The conversation on the forum revolves around the need for AI models to provide source links for verification purposes. SomebodySysop kick-starts the discussion by mentioning the potential new Google AI that could outrank OpenAI due to its ability to provide sources of information. This sparks the debate about how OpenAI models, being predominantly GPT-based, generate language completions not checked references.

ruby_coder asserts that all GPT-based systems rely on human verification while discussing the supposed superiority of Google’s AI. PaulBellow contemplates whether Google, with its vast amount of internet data and alleged connections to other existing systems, may have an AI superior to OpenAI’s.

The back-and-forth continues, questioning the inability of OpenAI to return source links. There is an agreement that GPTs function as auto-completion engines, often generating nonsensical results and thus requiring everything to be verified by the user ruby_coder.

The discussion then drifts toward the practicality of using AI in business.
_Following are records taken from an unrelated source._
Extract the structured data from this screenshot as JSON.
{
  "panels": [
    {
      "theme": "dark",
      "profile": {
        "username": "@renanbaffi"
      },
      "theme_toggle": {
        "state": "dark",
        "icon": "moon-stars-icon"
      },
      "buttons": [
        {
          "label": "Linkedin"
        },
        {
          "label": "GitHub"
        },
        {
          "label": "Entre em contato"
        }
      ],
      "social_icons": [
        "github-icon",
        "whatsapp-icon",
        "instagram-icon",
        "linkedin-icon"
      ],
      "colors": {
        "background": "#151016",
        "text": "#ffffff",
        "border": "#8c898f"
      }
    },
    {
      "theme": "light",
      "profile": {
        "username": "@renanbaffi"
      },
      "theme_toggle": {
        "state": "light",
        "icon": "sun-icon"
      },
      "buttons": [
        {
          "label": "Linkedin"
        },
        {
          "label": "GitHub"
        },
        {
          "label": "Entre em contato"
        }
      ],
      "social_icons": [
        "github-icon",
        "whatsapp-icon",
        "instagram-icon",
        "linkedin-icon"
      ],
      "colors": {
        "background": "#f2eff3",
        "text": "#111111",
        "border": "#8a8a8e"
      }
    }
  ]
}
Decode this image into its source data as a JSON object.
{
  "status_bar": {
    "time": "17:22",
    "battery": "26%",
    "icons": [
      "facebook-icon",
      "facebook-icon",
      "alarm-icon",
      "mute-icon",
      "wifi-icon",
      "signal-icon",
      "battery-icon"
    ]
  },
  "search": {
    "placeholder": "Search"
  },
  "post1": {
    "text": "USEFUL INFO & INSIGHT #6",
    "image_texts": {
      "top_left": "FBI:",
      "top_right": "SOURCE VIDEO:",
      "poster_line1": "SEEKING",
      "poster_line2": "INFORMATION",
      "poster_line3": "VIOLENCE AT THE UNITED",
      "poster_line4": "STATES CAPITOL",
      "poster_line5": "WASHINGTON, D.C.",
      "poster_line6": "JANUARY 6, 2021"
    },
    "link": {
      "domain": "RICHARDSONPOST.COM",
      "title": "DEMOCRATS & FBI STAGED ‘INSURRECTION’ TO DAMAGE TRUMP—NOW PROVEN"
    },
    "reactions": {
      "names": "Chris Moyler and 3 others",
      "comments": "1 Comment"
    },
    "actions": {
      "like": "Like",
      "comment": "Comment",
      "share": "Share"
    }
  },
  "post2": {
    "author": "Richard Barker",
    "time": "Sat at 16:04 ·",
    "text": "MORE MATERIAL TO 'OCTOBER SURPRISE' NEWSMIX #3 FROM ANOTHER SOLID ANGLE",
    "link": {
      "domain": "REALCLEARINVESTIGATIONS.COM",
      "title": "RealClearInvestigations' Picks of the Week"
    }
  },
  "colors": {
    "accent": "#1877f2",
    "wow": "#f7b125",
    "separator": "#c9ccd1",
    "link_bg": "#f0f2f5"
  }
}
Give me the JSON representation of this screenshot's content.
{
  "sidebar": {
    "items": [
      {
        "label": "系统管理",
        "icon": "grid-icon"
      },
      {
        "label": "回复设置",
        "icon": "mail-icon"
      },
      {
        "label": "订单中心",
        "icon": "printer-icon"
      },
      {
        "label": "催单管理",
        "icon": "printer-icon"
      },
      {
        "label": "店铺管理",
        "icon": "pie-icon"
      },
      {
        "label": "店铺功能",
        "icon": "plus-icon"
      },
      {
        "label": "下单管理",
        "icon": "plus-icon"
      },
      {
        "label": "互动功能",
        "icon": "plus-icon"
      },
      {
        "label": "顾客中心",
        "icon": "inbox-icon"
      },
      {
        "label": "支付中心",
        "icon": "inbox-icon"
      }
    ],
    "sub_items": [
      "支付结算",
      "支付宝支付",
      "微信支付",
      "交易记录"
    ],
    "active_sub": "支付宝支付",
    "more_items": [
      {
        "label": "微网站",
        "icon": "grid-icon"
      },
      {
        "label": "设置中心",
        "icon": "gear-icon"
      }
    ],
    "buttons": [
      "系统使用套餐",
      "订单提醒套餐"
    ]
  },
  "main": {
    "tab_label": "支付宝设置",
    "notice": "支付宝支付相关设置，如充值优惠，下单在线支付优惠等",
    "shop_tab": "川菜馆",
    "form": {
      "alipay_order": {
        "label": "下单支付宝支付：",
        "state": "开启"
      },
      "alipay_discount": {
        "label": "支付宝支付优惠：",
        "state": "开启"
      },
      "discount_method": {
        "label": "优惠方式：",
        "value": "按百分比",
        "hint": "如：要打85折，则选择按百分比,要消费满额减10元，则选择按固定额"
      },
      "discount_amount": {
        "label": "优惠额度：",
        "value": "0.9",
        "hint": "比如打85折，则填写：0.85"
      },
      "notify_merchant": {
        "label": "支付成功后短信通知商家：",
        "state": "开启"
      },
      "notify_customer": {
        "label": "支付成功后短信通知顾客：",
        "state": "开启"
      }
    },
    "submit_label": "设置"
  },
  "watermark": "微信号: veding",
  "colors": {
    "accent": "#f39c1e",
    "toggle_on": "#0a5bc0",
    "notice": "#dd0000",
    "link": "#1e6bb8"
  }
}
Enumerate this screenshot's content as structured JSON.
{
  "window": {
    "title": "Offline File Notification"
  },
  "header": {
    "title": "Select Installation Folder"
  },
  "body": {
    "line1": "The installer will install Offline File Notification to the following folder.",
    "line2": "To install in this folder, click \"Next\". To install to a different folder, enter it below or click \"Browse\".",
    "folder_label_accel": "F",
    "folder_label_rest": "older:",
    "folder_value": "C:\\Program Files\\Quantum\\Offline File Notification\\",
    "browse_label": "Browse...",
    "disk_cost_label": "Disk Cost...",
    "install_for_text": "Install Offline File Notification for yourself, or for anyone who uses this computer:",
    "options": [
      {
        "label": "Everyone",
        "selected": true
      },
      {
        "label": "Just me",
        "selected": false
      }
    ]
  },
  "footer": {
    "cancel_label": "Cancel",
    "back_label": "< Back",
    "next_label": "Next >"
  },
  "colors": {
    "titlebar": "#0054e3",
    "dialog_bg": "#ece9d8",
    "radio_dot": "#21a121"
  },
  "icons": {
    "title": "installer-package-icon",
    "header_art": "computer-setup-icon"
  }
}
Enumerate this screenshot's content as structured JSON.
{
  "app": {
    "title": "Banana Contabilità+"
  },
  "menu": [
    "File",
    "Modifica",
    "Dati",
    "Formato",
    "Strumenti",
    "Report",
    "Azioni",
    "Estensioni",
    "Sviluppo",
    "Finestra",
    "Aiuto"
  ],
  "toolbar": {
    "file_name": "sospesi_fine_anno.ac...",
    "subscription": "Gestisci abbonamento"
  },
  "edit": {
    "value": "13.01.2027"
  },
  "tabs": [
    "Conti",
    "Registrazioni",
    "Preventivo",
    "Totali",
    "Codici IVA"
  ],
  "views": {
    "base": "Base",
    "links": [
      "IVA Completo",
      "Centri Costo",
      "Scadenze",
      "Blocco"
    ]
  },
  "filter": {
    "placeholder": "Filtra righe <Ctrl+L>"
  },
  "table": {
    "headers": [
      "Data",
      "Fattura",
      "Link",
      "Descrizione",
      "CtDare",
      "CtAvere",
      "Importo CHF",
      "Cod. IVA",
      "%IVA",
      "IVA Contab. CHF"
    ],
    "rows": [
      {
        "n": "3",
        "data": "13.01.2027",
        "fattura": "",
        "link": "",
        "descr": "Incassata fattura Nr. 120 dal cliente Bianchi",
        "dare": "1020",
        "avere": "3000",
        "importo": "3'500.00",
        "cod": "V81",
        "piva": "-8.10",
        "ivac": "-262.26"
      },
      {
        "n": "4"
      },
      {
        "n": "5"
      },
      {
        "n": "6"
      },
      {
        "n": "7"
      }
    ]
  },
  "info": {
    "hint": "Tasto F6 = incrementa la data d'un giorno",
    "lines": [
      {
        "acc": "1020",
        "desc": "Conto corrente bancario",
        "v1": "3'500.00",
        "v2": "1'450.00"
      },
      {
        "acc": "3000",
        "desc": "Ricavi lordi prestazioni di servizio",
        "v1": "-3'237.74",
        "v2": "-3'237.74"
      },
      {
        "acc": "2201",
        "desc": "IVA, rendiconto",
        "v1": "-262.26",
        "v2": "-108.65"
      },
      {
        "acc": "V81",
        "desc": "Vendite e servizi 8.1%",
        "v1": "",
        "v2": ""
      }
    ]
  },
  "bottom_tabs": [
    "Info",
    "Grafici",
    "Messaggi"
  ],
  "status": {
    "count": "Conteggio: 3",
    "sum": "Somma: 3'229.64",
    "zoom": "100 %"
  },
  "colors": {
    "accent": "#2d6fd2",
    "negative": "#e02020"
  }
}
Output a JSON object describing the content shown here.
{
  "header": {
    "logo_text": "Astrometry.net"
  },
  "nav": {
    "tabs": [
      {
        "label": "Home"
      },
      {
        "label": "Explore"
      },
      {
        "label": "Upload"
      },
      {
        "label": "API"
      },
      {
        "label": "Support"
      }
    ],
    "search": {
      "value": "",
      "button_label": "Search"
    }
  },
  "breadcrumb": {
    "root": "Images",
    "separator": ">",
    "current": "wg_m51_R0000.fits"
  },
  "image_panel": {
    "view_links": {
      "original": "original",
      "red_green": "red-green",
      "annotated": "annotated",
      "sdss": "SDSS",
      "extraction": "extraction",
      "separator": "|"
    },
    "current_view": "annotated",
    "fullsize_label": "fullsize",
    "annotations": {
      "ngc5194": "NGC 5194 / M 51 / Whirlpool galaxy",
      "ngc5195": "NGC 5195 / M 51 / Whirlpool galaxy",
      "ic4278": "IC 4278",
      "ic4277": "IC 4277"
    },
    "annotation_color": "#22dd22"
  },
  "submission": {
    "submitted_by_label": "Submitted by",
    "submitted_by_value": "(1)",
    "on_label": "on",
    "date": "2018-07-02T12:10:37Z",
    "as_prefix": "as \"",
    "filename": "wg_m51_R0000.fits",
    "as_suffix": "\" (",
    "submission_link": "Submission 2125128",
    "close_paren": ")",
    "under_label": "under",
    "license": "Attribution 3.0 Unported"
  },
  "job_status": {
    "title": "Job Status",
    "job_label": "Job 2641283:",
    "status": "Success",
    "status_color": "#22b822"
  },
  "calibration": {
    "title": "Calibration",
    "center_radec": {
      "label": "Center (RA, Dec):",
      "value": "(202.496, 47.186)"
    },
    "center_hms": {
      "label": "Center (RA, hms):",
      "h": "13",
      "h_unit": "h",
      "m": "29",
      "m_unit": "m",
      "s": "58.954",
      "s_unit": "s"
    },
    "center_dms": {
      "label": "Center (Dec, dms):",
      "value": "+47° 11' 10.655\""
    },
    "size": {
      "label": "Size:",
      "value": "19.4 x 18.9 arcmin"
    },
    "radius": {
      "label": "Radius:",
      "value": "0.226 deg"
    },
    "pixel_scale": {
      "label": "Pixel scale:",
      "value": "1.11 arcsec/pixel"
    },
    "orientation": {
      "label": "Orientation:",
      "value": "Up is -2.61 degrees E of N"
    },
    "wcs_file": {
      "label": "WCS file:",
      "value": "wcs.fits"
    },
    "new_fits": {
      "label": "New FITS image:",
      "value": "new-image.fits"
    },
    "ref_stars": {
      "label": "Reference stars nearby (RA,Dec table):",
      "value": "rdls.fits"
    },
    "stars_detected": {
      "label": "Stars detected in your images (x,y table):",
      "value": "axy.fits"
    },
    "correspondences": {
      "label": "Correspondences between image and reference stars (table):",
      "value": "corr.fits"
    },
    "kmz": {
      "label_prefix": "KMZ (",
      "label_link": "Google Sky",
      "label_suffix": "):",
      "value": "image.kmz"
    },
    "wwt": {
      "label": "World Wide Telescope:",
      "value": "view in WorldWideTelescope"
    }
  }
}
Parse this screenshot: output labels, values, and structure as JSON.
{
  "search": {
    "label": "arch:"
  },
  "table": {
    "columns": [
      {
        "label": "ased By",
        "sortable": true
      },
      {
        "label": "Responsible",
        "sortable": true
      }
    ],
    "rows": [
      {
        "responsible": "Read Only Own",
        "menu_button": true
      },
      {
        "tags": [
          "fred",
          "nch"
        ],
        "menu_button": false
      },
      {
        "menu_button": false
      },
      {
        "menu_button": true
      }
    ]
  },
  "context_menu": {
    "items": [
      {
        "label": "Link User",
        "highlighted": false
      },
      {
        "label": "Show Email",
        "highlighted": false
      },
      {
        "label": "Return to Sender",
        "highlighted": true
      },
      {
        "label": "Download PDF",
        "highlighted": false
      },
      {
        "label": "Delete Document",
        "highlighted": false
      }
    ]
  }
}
SomebodySysop argues that without a verification feature, ChatGPT is less useful for business applications due to its unreliability SomebodySysop. However, ruby_coder opposes this view, stating that as a professional programmer, they find ChatGPT significantly beneficial in enhancing productivity ruby_coder.

Further down the discussion, users examine how the new Bing search functions with ChatGPT and how it includes source citations in search results, as shared by SomebodySysop. lmccallum presents two approaches of obtaining sources from AI models: explicitly asking for sources or using GPT-3 as part of an NLP pipeline.

The dialogue about OpenAI and source links continues, with potential solutions and strategies shared among users like dragidude. Towards the end, SomebodySysop shares that they have learned to create verification chains to provide citations in response using external data and document embedding SomebodySysop, SomebodySysop.